Most clinical ML projects start by throwing raw measurements at a model and seeing what sticks. This one started differently: before touching machine learning at all, the first step was clinical exploratory data analysis, followed by hand-engineering a composite feature called the Heart Clinical Abnormality Score (HCAS) — a single number that summarizes cardiovascular severity from routine measurements a nurse or clinician would already have on hand (blood pressure, heart rate, BNP, creatinine, sodium, and related vitals). The reasoning: a model built on a clinically meaningful summary is easier to trust and easier to explain than one built purely on whatever raw columns happened to be in the spreadsheet.

Only after HCAS existed as a feature did model-building start. Eight independent classifiers were trained and compared on identical data and metrics, deliberately spanning very different mathematical approaches so that any agreement between them couldn't be explained by shared assumptions: Logistic Regression, Random Forest, CatBoost, SVM, XGBoost, an Explainable Boosting Machine, LightGBM, and a Stacking Ensemble that combines several of the others.

The finding that mattered: all eight models, despite spanning linear, tree-based, kernel, boosting, and ensemble methods, independently converged on the same five top predictors of 30-day readmission: medication adherence, BNP, HCAS, age, and distance to hospital. Eight different ways of looking at the same data reaching the same conclusion is a stronger signal than any single model's leaderboard score — it reads as the models corroborating clinical reasoning, not discovering something clinicians didn't already suspect.

Eight models, one conclusion

ModelFamilyRole in this project
Logistic RegressionLinearBaseline, interpretable coefficients
Random ForestTree ensembleSelected as the production model
CatBoostGradient boostingConvergence check
SVMKernel methodConvergence check
XGBoostGradient boostingConvergence check
Explainable Boosting MachineGeneralized additiveConvergence check
LightGBMGradient boostingConvergence check
Stacking EnsembleMeta-ensembleConvergence check

This project deliberately reports on agreement across models rather than a single accuracy/ROC-AUC leaderboard number — the clinical claim being tested was "do independent methods agree," not "which model scores highest."

From score to system

Random Forest was carried forward into a working prototype — the AEGIS Clinical Decision Support System, a desktop application that takes a patient's routine measurements as input, computes HCAS internally without ever surfacing it to the user, and returns an interpretable readmission-risk score. The clinician never needs to know a composite score is running underneath; they see the inputs they'd already collect and a risk assessment they can act on.
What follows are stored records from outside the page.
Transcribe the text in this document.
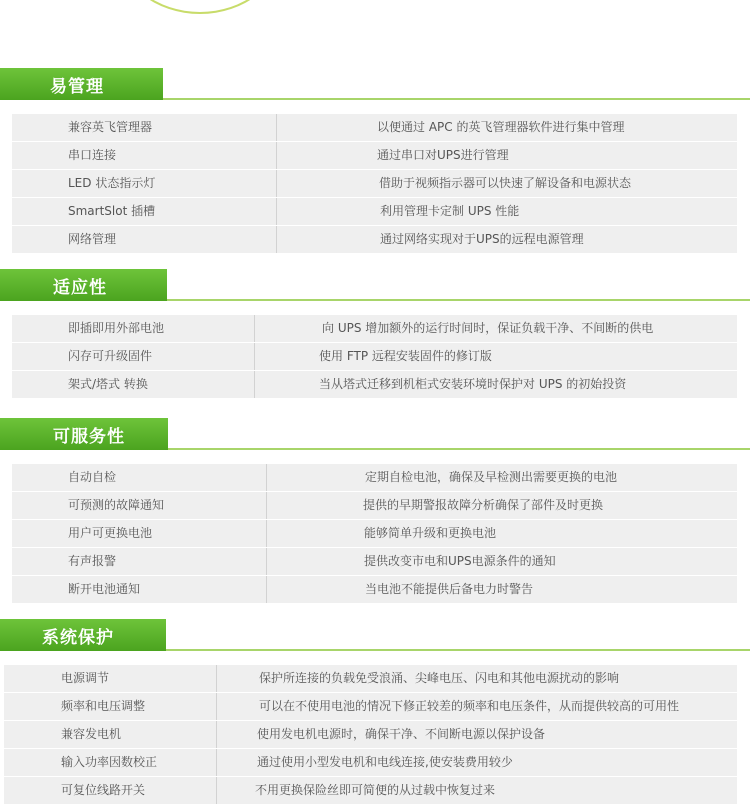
易管理
兼容英飞管理器	以便通过 APC 的英飞管理器软件进行集中管理
串口连接	通过串口对UPS进行管理
LED 状态指示灯	借助于视频指示器可以快速了解设备和电源状态
SmartSlot 插槽	利用管理卡定制 UPS 性能
网络管理	通过网络实现对于UPS的远程电源管理
适应性
即插即用外部电池	向 UPS 增加额外的运行时间时，保证负载干净、不间断的供电
闪存可升级固件	使用 FTP 远程安装固件的修订版
架式/塔式 转换	当从塔式迁移到机柜式安装环境时保护对 UPS 的初始投资
可服务性
自动自检	定期自检电池，确保及早检测出需要更换的电池
可预测的故障通知	提供的早期警报故障分析确保了部件及时更换
用户可更换电池	能够简单升级和更换电池
有声报警	提供改变市电和UPS电源条件的通知
断开电池通知	当电池不能提供后备电力时警告
系统保护
电源调节	保护所连接的负载免受浪涌、尖峰电压、闪电和其他电源扰动的影响
频率和电压调整	可以在不使用电池的情况下修正较差的频率和电压条件，从而提供较高的可用性
兼容发电机	使用发电机电源时，确保干净、不间断电源以保护设备
输入功率因数校正	通过使用小型发电机和电线连接,使安装费用较少
可复位线路开关	不用更换保险丝即可简便的从过载中恢复过来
Because this sits inside a broader research programme rather than a one-off script, the project also carries a five-stage IP protection plan (ownership, invention disclosure, separating what's patentable from what's a trade secret from what's copyrightable, an innovation blueprint, and a commercialization step) and four possible paths to real-world use: a SaaS offering for hospital systems, licensing to nursing homes, a government/public-health deployment, and a direct-to-consumer version. None of these are built yet — they're the deliberate next steps once the clinical case for the model is solid, which is exactly the order this project did things in: score first, model second, product last.

Update (July 2026): a browser-based version of this tool is now live — try it here — running three of the eight models from the convergence analysis: the production Random Forest, LightGBM, and Logistic Regression, selectable side-by-side. The other five (CatBoost, SVM, XGBoost, the Explainable Boosting Machine, and the Stacking Ensemble) were part of the original convergence study but aren't wired into this demo. The HCAS composite score is computed internally using a faithful reconstruction of the original methodology — the exact original scoring script no longer exists among the project files, so this is disclosed rather than presented as ground truth. This remains an exploratory tool, not a validated clinical device: it has not gone through clinical trial or regulatory review, and should not be used for real patient care decisions.